On Tuesday, a group of flood researchers and policy makers stopped in Elkader for the first of four seminars that will examine Iowa’s recent history of flooding, and what communities can do to better prepare for floods.
James Q. Lynch, reporter for the Cedar Rapids Gazette picked up on one key theme of the meeting: Rural-Urban Coalition building:
Flood prevention starts at the upper end of watersheds, but rural-urban coalitions will be needed to develop policies to reduce flood potential and damage, participants in a flood seminar agreed Sept. 7.
“This is not a case of ‘urban rules,'” Sen.
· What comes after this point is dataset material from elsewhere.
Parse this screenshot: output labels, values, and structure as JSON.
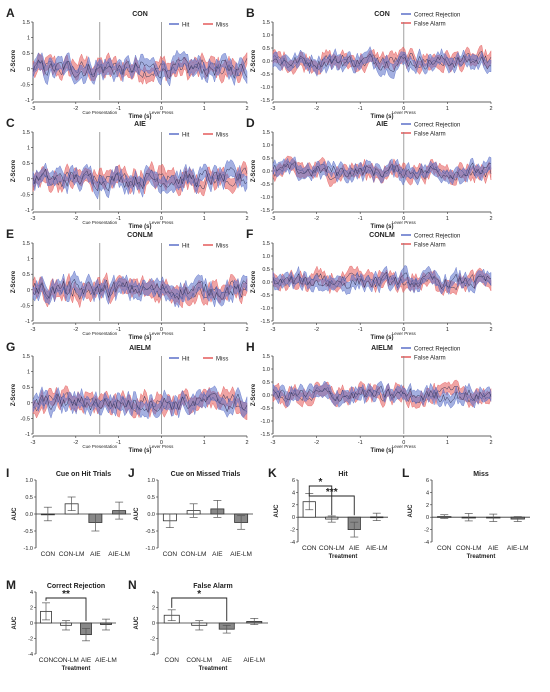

Pam Jochum, D-Dubuque, told about 40 people who attended a state-sponsored seminar on flood preparation in Elkader. “We all have to be in this together.”
A handful of northeast Iowa farmers agreed that practices on their land affect their downstream neighbors, so they should be a part of the solution.
In fact, said Richard Jensen of rural Elgin, that rural-urban partnership exists in the form of taxpayer-supported programs that help defray the cost of water conservation practices on his farmland.
“I’m just an old man with an audience here,” Jensen said, “but the real solution is to treat the cause – the upper end of the watershed.”
Right now, there are over 204 watershed projects completed or underway, according to Wayne Petersen, of the Iowa Department of Agriculture and Land Stewardship.
For more information on the flood preparation, and to view the speakers’ presentations, check out CGRER’s post-event resource page.
On September 14, researchers will head west to Cherokee for a 4:00p.m. presentation. Late last June, Cherokee residents and business owners were forced to evacuate as heavy rains caused the Little Sioux River to spill over its banks.